Gaza is being devastated by a triple impasse – Technologist
The situation in Gaza could be described as intolerable if the whole world had not tolerated it, actively or passively, for too many months. If the war were to have happened in France, the scale of the human toll would already be over a million killed, including some 400,000 children. And this death toll could well double, or even triple, due to the deadly combination of continued bombing, worsening famine and the spread of epidemics among a population literally on its last legs.

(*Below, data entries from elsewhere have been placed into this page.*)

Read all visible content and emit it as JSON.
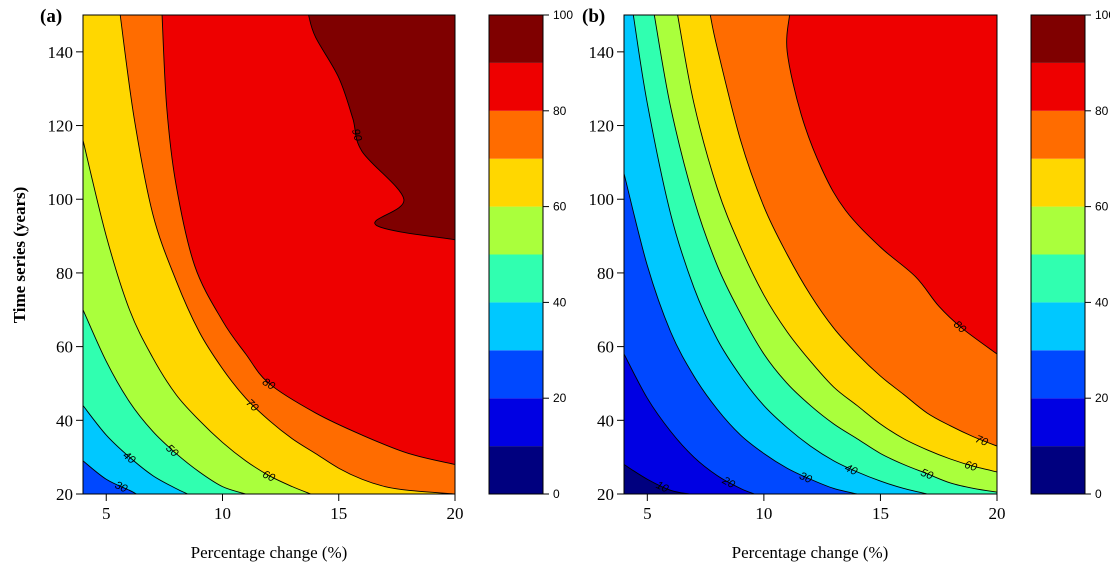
{
  "chart_data": [
    {
      "type": "contour",
      "panel_label": "(a)",
      "xlabel": "Percentage change (%)",
      "ylabel": "Time series (years)",
      "xlim": [
        4,
        20
      ],
      "ylim": [
        20,
        150
      ],
      "xticks": [
        5,
        10,
        15,
        20
      ],
      "yticks": [
        20,
        40,
        60,
        80,
        100,
        120,
        140
      ],
      "levels": [
        0,
        10,
        20,
        30,
        40,
        50,
        60,
        70,
        80,
        90,
        100
      ],
      "colorbar_ticks": [
        0,
        20,
        40,
        60,
        80,
        100
      ],
      "contour_lines": [
        {
          "level": 30,
          "points": [
            [
              4,
              29
            ],
            [
              5,
              24
            ],
            [
              6,
              21
            ],
            [
              6.3,
              20
            ]
          ],
          "label": "30"
        },
        {
          "level": 40,
          "points": [
            [
              4,
              44
            ],
            [
              5,
              36
            ],
            [
              6,
              30
            ],
            [
              7,
              25
            ],
            [
              8,
              21.5
            ],
            [
              8.5,
              20
            ]
          ],
          "label": "40"
        },
        {
          "level": 50,
          "points": [
            [
              4,
              70
            ],
            [
              5,
              56
            ],
            [
              6,
              45
            ],
            [
              7,
              37
            ],
            [
              8,
              31
            ],
            [
              9,
              26
            ],
            [
              10,
              22
            ],
            [
              11,
              20
            ]
          ],
          "label": "50"
        },
        {
          "level": 60,
          "points": [
            [
              4,
              116
            ],
            [
              5,
              90
            ],
            [
              6,
              70
            ],
            [
              7,
              57
            ],
            [
              8,
              47
            ],
            [
              9,
              40
            ],
            [
              10,
              34
            ],
            [
              11,
              29
            ],
            [
              12,
              25
            ],
            [
              13,
              22
            ],
            [
              13.8,
              20
            ]
          ],
          "label": "60"
        },
        {
          "level": 70,
          "points": [
            [
              5.6,
              150
            ],
            [
              6.2,
              122
            ],
            [
              7,
              96
            ],
            [
              8,
              78
            ],
            [
              9,
              64
            ],
            [
              10,
              54
            ],
            [
              11,
              46
            ],
            [
              12,
              40
            ],
            [
              13,
              35
            ],
            [
              14,
              31
            ],
            [
              15,
              27
            ],
            [
              16,
              24
            ],
            [
              17,
              22
            ],
            [
              18,
              21
            ],
            [
              20,
              20
            ]
          ],
          "label": "70"
        },
        {
          "level": 80,
          "points": [
            [
              7.4,
              150
            ],
            [
              7.6,
              125
            ],
            [
              8,
              104
            ],
            [
              8.8,
              82
            ],
            [
              10,
              67
            ],
            [
              11,
              58
            ],
            [
              12,
              50
            ],
            [
              14,
              42
            ],
            [
              16,
              36
            ],
            [
              18,
              31
            ],
            [
              20,
              28
            ]
          ],
          "label": "80"
        },
        {
          "level": 90,
          "points": [
            [
              13.7,
              150
            ],
            [
              14,
              144
            ],
            [
              15,
              133
            ],
            [
              15.6,
              122
            ],
            [
              16,
              113
            ],
            [
              17.8,
              100
            ],
            [
              16.6,
              93
            ],
            [
              20,
              89
            ]
          ],
          "label": "90"
        }
      ],
      "contour_label_values": [
        "30",
        "40",
        "50",
        "60",
        "70",
        "80",
        "90"
      ]
    },
    {
      "type": "contour",
      "panel_label": "(b)",
      "xlabel": "Percentage change (%)",
      "ylabel": "",
      "xlim": [
        4,
        20
      ],
      "ylim": [
        20,
        150
      ],
      "xticks": [
        5,
        10,
        15,
        20
      ],
      "yticks": [
        20,
        40,
        60,
        80,
        100,
        120,
        140
      ],
      "levels": [
        0,
        10,
        20,
        30,
        40,
        50,
        60,
        70,
        80,
        90,
        100
      ],
      "colorbar_ticks": [
        0,
        20,
        40,
        60,
        80,
        100
      ],
      "contour_lines": [
        {
          "level": 10,
          "points": [
            [
              4,
              28
            ],
            [
              5,
              24
            ],
            [
              6,
              21
            ],
            [
              6.8,
              20
            ]
          ],
          "label": "10"
        },
        {
          "level": 20,
          "points": [
            [
              4,
              58
            ],
            [
              5,
              46
            ],
            [
              6,
              37
            ],
            [
              7,
              30
            ],
            [
              8,
              25
            ],
            [
              9,
              21.5
            ],
            [
              9.6,
              20
            ]
          ],
          "label": "20"
        },
        {
          "level": 30,
          "points": [
            [
              4,
              107
            ],
            [
              5,
              82
            ],
            [
              6,
              64
            ],
            [
              7,
              52
            ],
            [
              8,
              43
            ],
            [
              9,
              36
            ],
            [
              10,
              31
            ],
            [
              11,
              27
            ],
            [
              12,
              24
            ],
            [
              13,
              21.5
            ],
            [
              14,
              20
            ]
          ],
          "label": "30"
        },
        {
          "level": 40,
          "points": [
            [
              4.4,
              150
            ],
            [
              5,
              126
            ],
            [
              6,
              96
            ],
            [
              7,
              76
            ],
            [
              8,
              62
            ],
            [
              9,
              52
            ],
            [
              10,
              44
            ],
            [
              11,
              38
            ],
            [
              12,
              33
            ],
            [
              13,
              29
            ],
            [
              14,
              26
            ],
            [
              15,
              23.5
            ],
            [
              16,
              21.5
            ],
            [
              17,
              20
            ]
          ],
          "label": "40"
        },
        {
          "level": 50,
          "points": [
            [
              5.3,
              150
            ],
            [
              6,
              125
            ],
            [
              7,
              100
            ],
            [
              8,
              82
            ],
            [
              9,
              69
            ],
            [
              10,
              58
            ],
            [
              11,
              50
            ],
            [
              12,
              44
            ],
            [
              13,
              39
            ],
            [
              14,
              35
            ],
            [
              15,
              31
            ],
            [
              16,
              28
            ],
            [
              17,
              25.5
            ],
            [
              18,
              23
            ],
            [
              19,
              21.5
            ],
            [
              20,
              20.5
            ]
          ],
          "label": "50"
        },
        {
          "level": 60,
          "points": [
            [
              6.3,
              150
            ],
            [
              7,
              126
            ],
            [
              8,
              103
            ],
            [
              9,
              87
            ],
            [
              10,
              74
            ],
            [
              11,
              64
            ],
            [
              12,
              56
            ],
            [
              13,
              49
            ],
            [
              14,
              44
            ],
            [
              15,
              39
            ],
            [
              16,
              35
            ],
            [
              17,
              32
            ],
            [
              18,
              29.5
            ],
            [
              19,
              27.5
            ],
            [
              20,
              26
            ]
          ],
          "label": "60"
        },
        {
          "level": 70,
          "points": [
            [
              7.7,
              150
            ],
            [
              8,
              141
            ],
            [
              9,
              116
            ],
            [
              10,
              98
            ],
            [
              11,
              85
            ],
            [
              12,
              74
            ],
            [
              13,
              65
            ],
            [
              14,
              58
            ],
            [
              15,
              52
            ],
            [
              16,
              47
            ],
            [
              17,
              42
            ],
            [
              18,
              38.5
            ],
            [
              19,
              35.5
            ],
            [
              20,
              33
            ]
          ],
          "label": "70"
        },
        {
          "level": 80,
          "points": [
            [
              11.1,
              150
            ],
            [
              11,
              140
            ],
            [
              11.6,
              123
            ],
            [
              12.5,
              108
            ],
            [
              13.5,
              97
            ],
            [
              15,
              87
            ],
            [
              16.5,
              79
            ],
            [
              17.5,
              71
            ],
            [
              18.5,
              65
            ],
            [
              20,
              58
            ]
          ],
          "label": "80"
        }
      ],
      "contour_label_values": [
        "10",
        "20",
        "30",
        "40",
        "50",
        "60",
        "70",
        "80"
      ]
    }
  ],
  "colors": {
    "0": "#00007f",
    "10": "#0000e3",
    "20": "#0048ff",
    "30": "#00c8ff",
    "40": "#30ffb0",
    "50": "#aaff3c",
    "60": "#ffd700",
    "70": "#ff6c00",
    "80": "#ee0000",
    "90": "#7f0000"
  }
}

Worsening day after day, in full view of the world, this tragedy is part of a long-standing triple impasse – Israeli, humanitarian and Palestinian – in which the 2.3 million men and women in the Gaza Strip have been trapped for almost two decades.
The Israeli impasse
The Israeli deadlock began when Israeli Prime Minister Ariel Sharon decided, in September 2005, to withdraw the Israeli army and settlers from the Gaza Strip after 38 years of occupation, without any consultation with the Palestinian Authority headed by Mahmoud Abbas, elected a few months earlier. Sharon’s refusal was intended to block the way to an eventual Palestinian state established in both the West Bank and Gaza. Since then, the Palestinian enclave has been treated by Israel solely from the perspective of the security of the Israel state, without the slightest consideration for the political dynamics or human reality of Gaza.
This very short-sighted calculation has meant Israel, throughout successive conflicts in Gaza, has maintained a ratio of 1 to 20, or even 100, between its losses, overwhelmingly military, and Palestinian losses, primarily civilian. But the blockade imposed on Gaza since June 2007 consolidated Hamas’s stranglehold there, until the takeover, ten years later, by the most extremist of the Islamists, responsible for the terrorist carnage of October 7, 2023, in which 787 civilians were killed, along with 376 Israeli soldiers and police officers. The current offensive has left 245 of Israel’s soldiers dead over five months of fighting, but at the cost of strikes as massive as they are indiscriminate, leading to the destruction of the Gaza Strip rather than Hamas.
The humanitarian impasse
The humanitarian impasse is a result of the international community’s – above all the US and the European Union – refusal to provide a political response to the challenge of Gaza, reduced to being no more than a humanitarian problem to be managed with varying degrees of generosity and efficiency.
Far from demanding the lifting of the Israeli blockade, characterized as an act of war under international law, Western donors have confined themselves to trying to limit Israel’s impact on the local population, thus condemned to live only in the precariousness of assistance by definition arbitrary.